This is a follow-up to some older topics such as https://forum.inaturalist.org/t/include-captive-cultivated-species-in-id-algorithm/711 and https://forum.inaturalist.org/t/casual-observations-in-the-cv-training-set/35558
I’m curious what the current status is of which Casual obs do and don’t get used in CV training. I’m mainly asking because I’ve noticed that certain taxa that the CV suggests incorrectly have many Casual obs (missing date, missing location, marked as captive, etc.) which are misidentified and which go “under the radar” when identifiers are working on a taxon. I recently got through all the Needs ID backlog for the genus Acrolophus, for example, and then I checked the Casual obs out of curiosity… there were years worth of misidentifications that have been ignored by identifiers because the obs were ineligible for RG.
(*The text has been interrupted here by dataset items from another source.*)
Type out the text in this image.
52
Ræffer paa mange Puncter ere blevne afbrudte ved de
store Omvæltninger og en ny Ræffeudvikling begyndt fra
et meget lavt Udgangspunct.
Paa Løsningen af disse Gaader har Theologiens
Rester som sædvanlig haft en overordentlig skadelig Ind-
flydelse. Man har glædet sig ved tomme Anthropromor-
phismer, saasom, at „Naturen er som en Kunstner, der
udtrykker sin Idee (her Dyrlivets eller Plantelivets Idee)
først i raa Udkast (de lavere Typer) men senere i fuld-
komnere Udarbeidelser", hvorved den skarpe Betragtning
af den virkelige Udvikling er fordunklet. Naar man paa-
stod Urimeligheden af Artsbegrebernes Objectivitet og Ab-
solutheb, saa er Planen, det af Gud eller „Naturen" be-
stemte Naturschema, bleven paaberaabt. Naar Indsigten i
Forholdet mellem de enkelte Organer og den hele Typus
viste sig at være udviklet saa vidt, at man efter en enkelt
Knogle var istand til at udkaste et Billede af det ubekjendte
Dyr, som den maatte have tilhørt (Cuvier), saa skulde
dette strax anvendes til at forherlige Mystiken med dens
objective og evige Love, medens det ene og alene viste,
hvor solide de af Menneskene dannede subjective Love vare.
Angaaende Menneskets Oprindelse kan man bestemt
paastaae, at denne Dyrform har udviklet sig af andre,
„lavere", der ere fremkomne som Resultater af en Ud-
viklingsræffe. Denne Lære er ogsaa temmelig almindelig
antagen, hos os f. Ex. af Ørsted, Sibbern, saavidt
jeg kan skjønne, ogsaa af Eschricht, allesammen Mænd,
So my question is, which types of Casual obs are currently used in the CV training: “captive”, “missing date”, “missing location”, “no evidence of organism”, “evidence doesn’t pertain to a single organism”, all, or none of these? Are captive obs with only a single ID treated differently for training than ones with an agreed-upon CID? And if some of these types are currently included, is this more harmful or beneficial to the CV as an overall practice? I can see the advantage of including these images in the training if they have an agreed-upon ID, but since they’re largely ignored by identifiers I’m sure “Casuals” have a higher-than average percentage of misidentifications.
And from a personal practical standpoint, I’d mainly like to know which observations are worth my time to work through as an identifier if I’m looking to combat misidentifications making it into the CV training. If a certain category of Casual obs aren’t even impacting the CV, my time would be better-spent adding IDs somewhere else.
That explains which taxa are included in the CV, but I’m still not finding the details of which obs are used in the CV training. The link states “Observations do not need to be Research Grade in order to be used in training, but observations with a matching Community ID will be prioritized.” I’m looking for elaboration on what that actually means. Specifically, which of the following Casual observation types are/aren’t fed into the training and which are/aren’t “prioritized”?:
-Captive/Cultivated with 2 or more agreements on CID
-Captive/Cultivated with only 1 ID suggestion
-No date given - with or without agreement on CID
-No location given - with or without agreement on CID
-Marked as “location incorrect” - with or without agreement on CID
-Marked as “date incorrect” - with or without agreement on CID
-Marked as “no evidence of organism”
-Marked as “not evidence of a single subject”
-User has opted out of CID and enough users have disagreed with their ID to send the ob to Casual
I don’t want to waste my time IDing casual observations that will never make their way into the CV modeling due to inactive observers, and I can’t find any guidance on which of these Casual types, if any, are still included in the training. There are thousands or more observations in each of these categories in the taxa that I primarily ID, and if some are more likely to improve the CV by having their IDs corrected, that’s where I’d prefer to spend my time as an identifier.
i could be wrong, but i think you might be overthinking this. especially among moths, i’m thinking that by the time a taxon is eligible for inclusion in the computer vision training, it’s going to have far more verifiable observations than casual. so i don’t see how correcting or not correcting a handful of casual observations is going to make much of a difference either way.
in general, the only time i would expect casual observations to potentially be a significant part of a given training set is if you’re dealing with animals or plants that are primarily encountered in captivity.